Image via The Hindu Business Line
Capital cities worldwide have two sides: they offer the best of everything – restaurants, amenities, accommodations, public transport, education, employment opportunities and much more; on the other hand, you also spend endless hours waiting in traffic, cramped living quarters, noise, air, and water pollution, improper waste management… this list goes on.
Is it possible to create a world-class modern city in a developing country without the negative aspects? History rolls her eyes, but that’s what, Amaravathi, the upcoming capital of Andhra Pradesh, hopes to do. Yes, it’s a highly ambitious plan. But the plan is to build India’s first truly world-class city, a model for smart cities in the digital age.
The Do’s That Have Been Done
The Andhra Pradesh government has managed to rope in Norman Foster, one of the world’s leading contemporary architects, to design the futuristic city. Foster’s firm Foster + Partners is in charge of designing the city centre which includes the State High Court and Assembly, along with several buildings that will house the state administrative apparatus.
The design will incorporate the most cutting-edge research and methodologies on sustainable cities, adapted to suit Indian requirements as well as aesthetic and cultural sensibilities. The design takes into account Amaravathi’s Buddhist roots by designing the High Court building along the lines of a stupa. The cityscape inspirations range from Lutyens’ New Delhi, Cental Park in New York City, and London’s Trafalgar and Duke of York Squares- all culturally cosmopolitan cities in their own unique ways.
Expect lots of green spaces, large shaded walkways that get people to rely on their legs instead of their wheels, use of solar energy panels throughout the city, dedicated cycle tracks for intra-city transport, electric vehicles and a great deal more.
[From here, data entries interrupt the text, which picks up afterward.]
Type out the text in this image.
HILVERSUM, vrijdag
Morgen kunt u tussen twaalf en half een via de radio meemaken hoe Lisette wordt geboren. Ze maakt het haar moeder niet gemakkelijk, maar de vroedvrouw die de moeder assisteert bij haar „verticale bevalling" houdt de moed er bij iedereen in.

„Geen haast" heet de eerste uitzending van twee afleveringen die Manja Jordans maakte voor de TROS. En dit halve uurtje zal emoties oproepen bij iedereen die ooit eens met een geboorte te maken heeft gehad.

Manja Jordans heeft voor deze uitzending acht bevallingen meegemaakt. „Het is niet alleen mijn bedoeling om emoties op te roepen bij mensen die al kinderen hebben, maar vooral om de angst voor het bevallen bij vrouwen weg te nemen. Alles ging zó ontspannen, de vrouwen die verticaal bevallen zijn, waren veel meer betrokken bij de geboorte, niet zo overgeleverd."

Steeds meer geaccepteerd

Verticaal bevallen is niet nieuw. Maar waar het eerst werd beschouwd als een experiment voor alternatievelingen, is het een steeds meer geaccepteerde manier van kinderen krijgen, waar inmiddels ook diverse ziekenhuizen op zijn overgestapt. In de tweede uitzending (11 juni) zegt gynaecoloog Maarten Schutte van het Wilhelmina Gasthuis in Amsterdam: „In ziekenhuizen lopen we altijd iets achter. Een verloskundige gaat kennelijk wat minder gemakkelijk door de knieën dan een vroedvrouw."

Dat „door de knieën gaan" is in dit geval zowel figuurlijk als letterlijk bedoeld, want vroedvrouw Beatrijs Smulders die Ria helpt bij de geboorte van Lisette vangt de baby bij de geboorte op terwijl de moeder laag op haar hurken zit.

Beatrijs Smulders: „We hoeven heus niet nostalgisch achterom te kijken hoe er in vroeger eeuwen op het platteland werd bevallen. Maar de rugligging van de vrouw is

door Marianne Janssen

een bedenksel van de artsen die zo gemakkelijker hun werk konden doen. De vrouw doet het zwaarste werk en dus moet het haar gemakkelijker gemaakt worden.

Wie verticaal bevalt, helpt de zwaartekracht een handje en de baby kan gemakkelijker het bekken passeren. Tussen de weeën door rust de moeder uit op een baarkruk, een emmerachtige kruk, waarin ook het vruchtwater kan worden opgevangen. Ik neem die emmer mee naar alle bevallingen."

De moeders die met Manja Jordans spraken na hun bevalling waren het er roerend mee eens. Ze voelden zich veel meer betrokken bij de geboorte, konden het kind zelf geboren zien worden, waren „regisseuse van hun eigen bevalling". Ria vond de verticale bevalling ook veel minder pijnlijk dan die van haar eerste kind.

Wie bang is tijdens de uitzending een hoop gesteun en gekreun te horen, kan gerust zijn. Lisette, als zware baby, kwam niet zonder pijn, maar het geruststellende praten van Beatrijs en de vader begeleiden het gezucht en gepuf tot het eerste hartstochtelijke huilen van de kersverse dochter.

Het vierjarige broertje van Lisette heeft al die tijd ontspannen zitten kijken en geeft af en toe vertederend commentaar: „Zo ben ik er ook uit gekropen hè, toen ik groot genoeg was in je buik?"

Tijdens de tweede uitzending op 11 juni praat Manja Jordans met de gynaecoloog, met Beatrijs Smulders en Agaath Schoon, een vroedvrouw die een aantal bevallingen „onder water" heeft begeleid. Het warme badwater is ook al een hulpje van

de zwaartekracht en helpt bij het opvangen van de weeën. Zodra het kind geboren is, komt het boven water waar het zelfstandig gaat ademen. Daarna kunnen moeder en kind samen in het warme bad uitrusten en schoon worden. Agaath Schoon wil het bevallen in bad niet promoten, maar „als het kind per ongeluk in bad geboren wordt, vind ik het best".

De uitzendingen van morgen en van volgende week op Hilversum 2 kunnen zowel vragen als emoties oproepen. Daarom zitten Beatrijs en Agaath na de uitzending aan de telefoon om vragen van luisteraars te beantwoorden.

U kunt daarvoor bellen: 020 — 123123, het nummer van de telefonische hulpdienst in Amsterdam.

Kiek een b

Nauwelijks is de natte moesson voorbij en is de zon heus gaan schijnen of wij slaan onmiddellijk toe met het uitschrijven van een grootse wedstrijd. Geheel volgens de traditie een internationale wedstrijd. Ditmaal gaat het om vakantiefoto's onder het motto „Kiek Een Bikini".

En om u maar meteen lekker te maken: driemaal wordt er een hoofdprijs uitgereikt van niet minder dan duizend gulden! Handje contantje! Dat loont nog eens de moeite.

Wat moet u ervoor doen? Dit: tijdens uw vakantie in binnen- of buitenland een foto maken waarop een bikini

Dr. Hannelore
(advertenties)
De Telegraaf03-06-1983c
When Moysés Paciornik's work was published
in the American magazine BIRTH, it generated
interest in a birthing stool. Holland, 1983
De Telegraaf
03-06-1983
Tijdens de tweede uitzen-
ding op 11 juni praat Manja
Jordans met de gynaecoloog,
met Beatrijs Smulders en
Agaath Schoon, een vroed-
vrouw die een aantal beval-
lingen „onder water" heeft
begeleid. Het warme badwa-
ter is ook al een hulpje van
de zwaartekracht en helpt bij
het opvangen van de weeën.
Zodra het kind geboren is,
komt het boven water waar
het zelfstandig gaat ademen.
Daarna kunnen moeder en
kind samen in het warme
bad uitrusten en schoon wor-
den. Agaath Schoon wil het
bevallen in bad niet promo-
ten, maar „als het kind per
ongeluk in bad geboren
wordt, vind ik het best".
Foster’s team has got the initial plan right by focusing on sustainable development. The site is on the banks of the river Krishna, which ensures a reliable freshwater supply. 51 per cent of the cityscape is envisioned as green space and another 10 per cent as water bodies (including waterways paralleling the major roads to facilitate water transportation).
Additionally, the state government has brought in Surbana Jurong, a Singapore-based urban consultant team. They are focused on creating jobs and homes for all of the city’s citizens. Surbana Jurong is also a consultant in several smart projects across India.
The new capital builds on the ancient idea of Navratnas – nine different areas, with each denoting a specific functionality. Some of the areas include – education city, tourism city, health city, financial city, government city, knowledge city, and sports city. The city development will benefit six neighbouring towns like Vijayawada, Guntur, and others creating an urban—peri-urban landscape, emulating Delhi and the surrounding NCR region.
In a nutshell, Amaravathi aims to emerge as India’s first fully-sustainable city, with world-class infrastructure and efficient resource management.
Will the Andhra Pradesh government be able to pull it off? That remains to be seen. But plans and funding are both there, so hopefully this will turn out to be just as magnificent (and smart!) as it sounds.